I read your quote from the Civil War veteran who founded the school for children in Pennsylvania, Carlisle, Pennsylvania, who said — and I'm quoting — "Kill the Indian in him and save the man."
It is astonishing to think that that was the mind-set behind this.
Native Americans weren't thought of as humans. We weren't considered citizens of this country until 1924. We didn't have the right to vote in many, many communities, some as late as 1960 or '62. We weren't thought of as valuable contributors to this country.
And yet, today, we see that Native Americans have the highest rate of military service. The ratio is higher than any other groups of people. We step up to defend our country. And, of course, today, we defied all the odds. Many of us, many of our families, our ancestors persevered.
My grandparents actually were part of the assimilation era. After boarding school, they went and worked on the railroad in Winslow, Arizona. My grandfather was a diesel train mechanic for 45 years. That's what they wanted to do, was get Native Americans off of their lands, out of their communities.
And my grandparents did that. But, instead, my grandfather protected our traditions, even in a place that wasn't his homeland, so that I could know and learn what it means to be a Pueblo woman. And I'm so grateful that they persevered through all of that history.

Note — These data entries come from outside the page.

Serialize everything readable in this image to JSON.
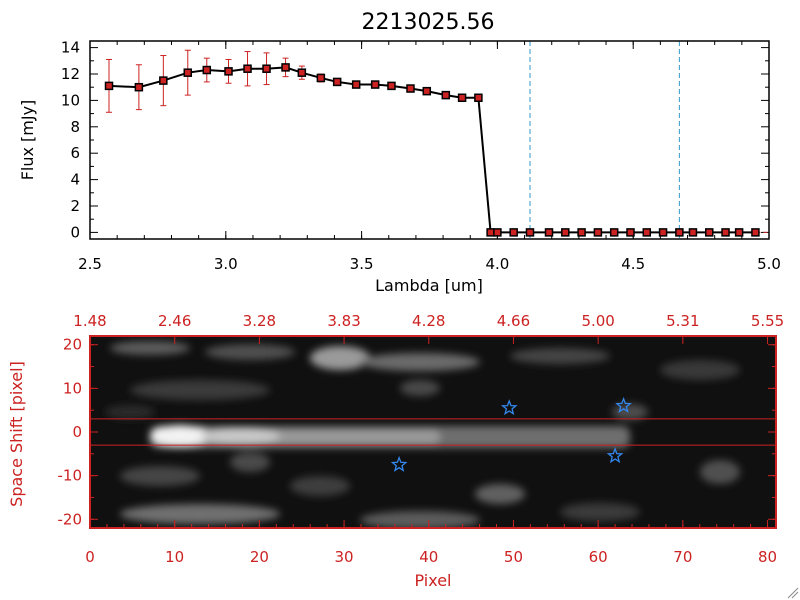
{
  "colors": {
    "red": "#cc2222",
    "black": "#000000",
    "cyan": "#3399cc",
    "star": "#3388ee"
  },
  "chart_data": [
    {
      "type": "line",
      "title": "2213025.56",
      "xlabel": "Lambda [um]",
      "ylabel": "Flux [mJy]",
      "xlim": [
        2.5,
        5.0
      ],
      "ylim": [
        -0.5,
        14.5
      ],
      "xticks": [
        "2.5",
        "3.0",
        "3.5",
        "4.0",
        "4.5",
        "5.0"
      ],
      "yticks": [
        "0",
        "2",
        "4",
        "6",
        "8",
        "10",
        "12",
        "14"
      ],
      "vlines": [
        4.12,
        4.67
      ],
      "series": [
        {
          "x": [
            2.57,
            2.68,
            2.77,
            2.86,
            2.93,
            3.01,
            3.08,
            3.15,
            3.22,
            3.28,
            3.35,
            3.41,
            3.48,
            3.55,
            3.61,
            3.68,
            3.74,
            3.81,
            3.87,
            3.93,
            3.975,
            4.0,
            4.06,
            4.12,
            4.19,
            4.25,
            4.31,
            4.37,
            4.43,
            4.49,
            4.55,
            4.61,
            4.67,
            4.72,
            4.78,
            4.84,
            4.89,
            4.95
          ],
          "y": [
            11.1,
            11.0,
            11.5,
            12.1,
            12.3,
            12.2,
            12.4,
            12.4,
            12.5,
            12.1,
            11.7,
            11.4,
            11.2,
            11.2,
            11.1,
            10.9,
            10.7,
            10.4,
            10.2,
            10.2,
            0,
            0,
            0,
            0,
            0,
            0,
            0,
            0,
            0,
            0,
            0,
            0,
            0,
            0,
            0,
            0,
            0,
            0
          ],
          "yerr": [
            2.0,
            1.7,
            1.9,
            1.7,
            0.9,
            0.9,
            1.3,
            1.2,
            0.7,
            0.5,
            0.3,
            0,
            0,
            0,
            0,
            0,
            0,
            0,
            0,
            0,
            0,
            0,
            0,
            0,
            0,
            0,
            0,
            0,
            0,
            0,
            0,
            0,
            0,
            0,
            0,
            0,
            0,
            0
          ]
        }
      ]
    },
    {
      "type": "heatmap",
      "xlabel": "Pixel",
      "ylabel": "Space Shift [pixel]",
      "xlim": [
        0,
        81
      ],
      "ylim": [
        -22,
        22
      ],
      "xticks": [
        "0",
        "10",
        "20",
        "30",
        "40",
        "50",
        "60",
        "70",
        "80"
      ],
      "yticks": [
        "20",
        "10",
        "0",
        "-10",
        "-20"
      ],
      "top_xticks": [
        "1.48",
        "2.46",
        "3.28",
        "3.83",
        "4.28",
        "4.66",
        "5.00",
        "5.31",
        "5.55"
      ],
      "hlines": [
        3,
        -3
      ],
      "stars": [
        {
          "x": 49.5,
          "y": 5.5
        },
        {
          "x": 63,
          "y": 6
        },
        {
          "x": 36.5,
          "y": -7.5
        },
        {
          "x": 62,
          "y": -5.5
        }
      ]
    }
  ]
}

As we know, Canada established an independent what they called a truth and reconciliation commission to investigate this, to get to the bottom of it, to try to, and to issue a report.
In our country, we have what you just mentioned, the Indian Boarding School Initiative. It's being run under your department, the Department of the Interior, but it was the federal government that was in charge of this system.

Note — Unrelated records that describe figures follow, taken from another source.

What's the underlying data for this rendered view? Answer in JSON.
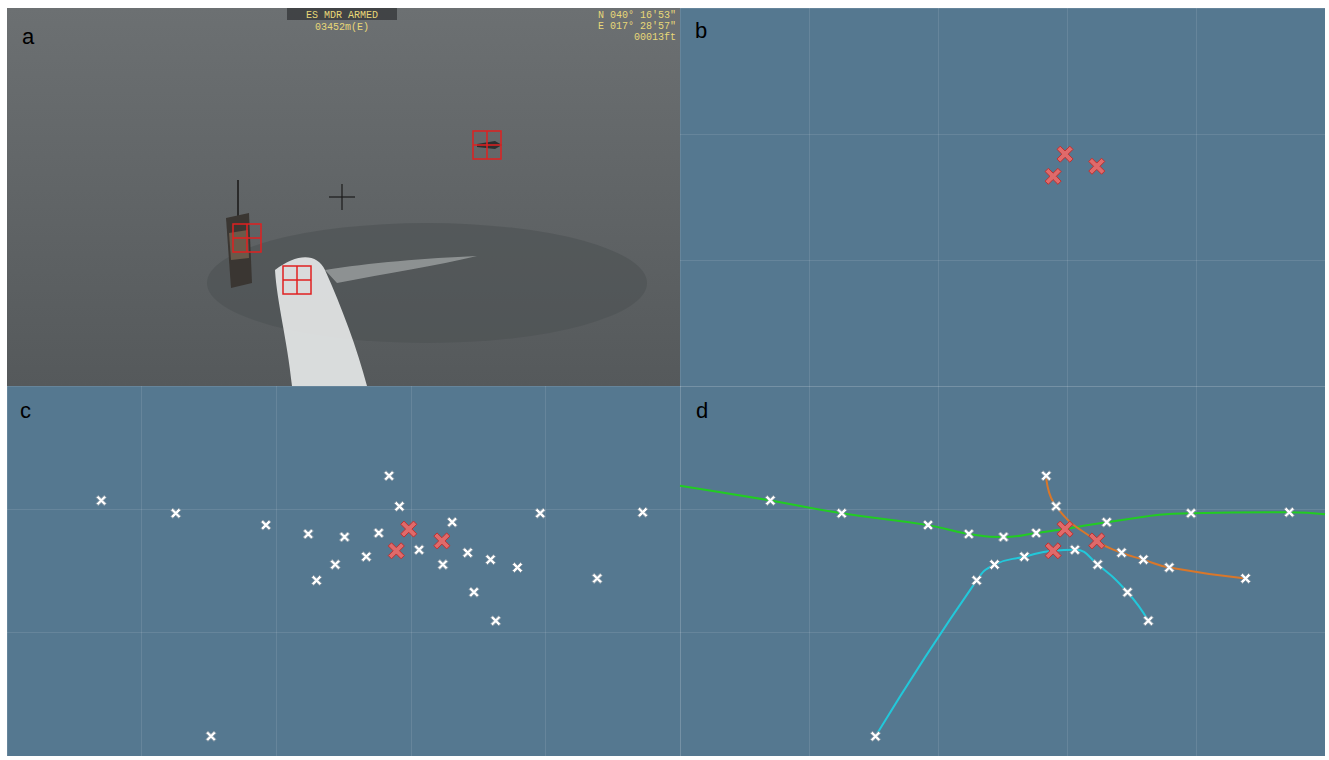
{
  "photo": {
    "panel": "a",
    "overlay_top": [
      "ES MDR ARMED",
      "03452m(E)"
    ],
    "overlay_right": [
      "N 040° 16'53\"",
      "E 017° 28'57\"",
      "00013ft"
    ]
  },
  "chart_data": [
    {
      "panel": "b",
      "type": "scatter",
      "xlim": [
        0,
        650
      ],
      "ylim": [
        0,
        375
      ],
      "xticks": [
        0,
        130,
        260,
        390,
        520,
        650
      ],
      "yticks": [
        0,
        125,
        250,
        375
      ],
      "grid": true,
      "tick_labels": false,
      "series": [
        {
          "type": "scatter",
          "color": "#e06a6a",
          "marker": "bold_x",
          "values": [
            [
              388,
              230
            ],
            [
              420,
              218
            ],
            [
              376,
              208
            ]
          ]
        }
      ]
    },
    {
      "panel": "c",
      "type": "scatter",
      "xlim": [
        0,
        650
      ],
      "ylim": [
        0,
        375
      ],
      "xticks": [
        0,
        130,
        260,
        390,
        520,
        650
      ],
      "yticks": [
        0,
        125,
        250,
        375
      ],
      "grid": true,
      "tick_labels": false,
      "series": [
        {
          "type": "scatter",
          "color": "#ffffff",
          "marker": "x",
          "values": [
            [
              91,
              259
            ],
            [
              163,
              246
            ],
            [
              250,
              234
            ],
            [
              291,
              225
            ],
            [
              326,
              222
            ],
            [
              359,
              226
            ],
            [
              369,
              284
            ],
            [
              379,
              253
            ],
            [
              398,
              209
            ],
            [
              430,
              237
            ],
            [
              445,
              206
            ],
            [
              467,
              199
            ],
            [
              493,
              191
            ],
            [
              421,
              194
            ],
            [
              347,
              202
            ],
            [
              317,
              194
            ],
            [
              299,
              178
            ],
            [
              451,
              166
            ],
            [
              472,
              137
            ],
            [
              515,
              246
            ],
            [
              570,
              180
            ],
            [
              614,
              247
            ],
            [
              197,
              20
            ]
          ]
        },
        {
          "type": "scatter",
          "color": "#e06a6a",
          "marker": "bold_x",
          "values": [
            [
              388,
              230
            ],
            [
              420,
              218
            ],
            [
              376,
              208
            ]
          ]
        }
      ]
    },
    {
      "panel": "d",
      "type": "scatter",
      "xlim": [
        0,
        650
      ],
      "ylim": [
        0,
        375
      ],
      "xticks": [
        0,
        130,
        260,
        390,
        520,
        650
      ],
      "yticks": [
        0,
        125,
        250,
        375
      ],
      "grid": true,
      "tick_labels": false,
      "series": [
        {
          "type": "line",
          "color": "#22cc22",
          "marker": "none",
          "line_style": "solid",
          "values": [
            [
              0,
              274
            ],
            [
              91,
              259
            ],
            [
              163,
              246
            ],
            [
              250,
              234
            ],
            [
              291,
              225
            ],
            [
              326,
              222
            ],
            [
              359,
              226
            ],
            [
              388,
              230
            ],
            [
              430,
              237
            ],
            [
              515,
              246
            ],
            [
              614,
              247
            ],
            [
              650,
              245
            ]
          ]
        },
        {
          "type": "line",
          "color": "#d9772a",
          "marker": "none",
          "line_style": "solid",
          "values": [
            [
              369,
              284
            ],
            [
              379,
              253
            ],
            [
              420,
              218
            ],
            [
              445,
              206
            ],
            [
              467,
              199
            ],
            [
              493,
              191
            ],
            [
              570,
              180
            ]
          ]
        },
        {
          "type": "line",
          "color": "#22c8da",
          "marker": "none",
          "line_style": "solid",
          "values": [
            [
              197,
              20
            ],
            [
              299,
              178
            ],
            [
              317,
              194
            ],
            [
              347,
              202
            ],
            [
              376,
              208
            ],
            [
              398,
              209
            ],
            [
              421,
              194
            ],
            [
              451,
              166
            ],
            [
              472,
              137
            ]
          ]
        },
        {
          "type": "scatter",
          "color": "#ffffff",
          "marker": "x",
          "values": [
            [
              91,
              259
            ],
            [
              163,
              246
            ],
            [
              250,
              234
            ],
            [
              291,
              225
            ],
            [
              326,
              222
            ],
            [
              359,
              226
            ],
            [
              369,
              284
            ],
            [
              379,
              253
            ],
            [
              398,
              209
            ],
            [
              430,
              237
            ],
            [
              445,
              206
            ],
            [
              467,
              199
            ],
            [
              493,
              191
            ],
            [
              421,
              194
            ],
            [
              347,
              202
            ],
            [
              317,
              194
            ],
            [
              299,
              178
            ],
            [
              451,
              166
            ],
            [
              472,
              137
            ],
            [
              515,
              246
            ],
            [
              570,
              180
            ],
            [
              614,
              247
            ],
            [
              197,
              20
            ]
          ]
        },
        {
          "type": "scatter",
          "color": "#e06a6a",
          "marker": "bold_x",
          "values": [
            [
              388,
              230
            ],
            [
              420,
              218
            ],
            [
              376,
              208
            ]
          ]
        }
      ]
    }
  ]
}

So, my question is, can we be confident that we're going to get to the bottom of it, when it's the government, in effect, investigating itself?
Well, I absolutely feel that, with our initiative, that we can work on healing.
I really feel confident that — I mean, that's a goal for us. And we want to make sure that the families get the answers that they need and they want. The federal government has a trust obligation to Indian tribes. That is in exchange for all the land that essentially became the United States. This was all Indian land at one time.
And so I feel confident that this is part of our trust obligation to Indian tribes, this initiative that we are moving forward with. I feel very confident that this is a new era. And we want to make sure that tribes have a seat at the table.
And, ultimately, how do you see holding the institutions accountable that were responsible for this?
That remains to be seen.
Of course, there's a lot of — recently, I was able to participate in a ceremony at Carlisle. It's now an Army War College. It was the Carlisle Industrial School for Native Americans. My great-grandfather attended that school. And I was invited by the Rosebud Sioux Tribe, as they work to remove children from their tribe who were buried in a cemetery there, to take them home to their homeland in South Dakota.
And I think that it's up to every tribe, right? How do they want to move forward? What is their idea of healing? And what would make them feel like they have gotten the answers they want? And we're going to do our best to make sure that we are attentive to those needs.
Secretary Haaland, you also wrote recently about the challenge of loving your own country, a country that was responsible for committing these acts.
How do you explain that to others, to other Native Americans, who look at this and question, how can they — how can you love a country that has done this?
Well, first of all, my ancestral homelands are here, and I can't go anywhere else. I — this is my home. And this is where my family is. This is where my history is.
We have been here for tens of thousands of years. And we want to make sure that we're defending this land for future generations. I believe very strongly in democracy. And if you look at tribes across the country, so many Indian tribes had longstanding historical democracies in their communities.
And I'm confident that our country can live up to its promise to people, to our citizens. And I want to be a part of that.
Secretary of the Interior Deb Haaland, we thank you very much.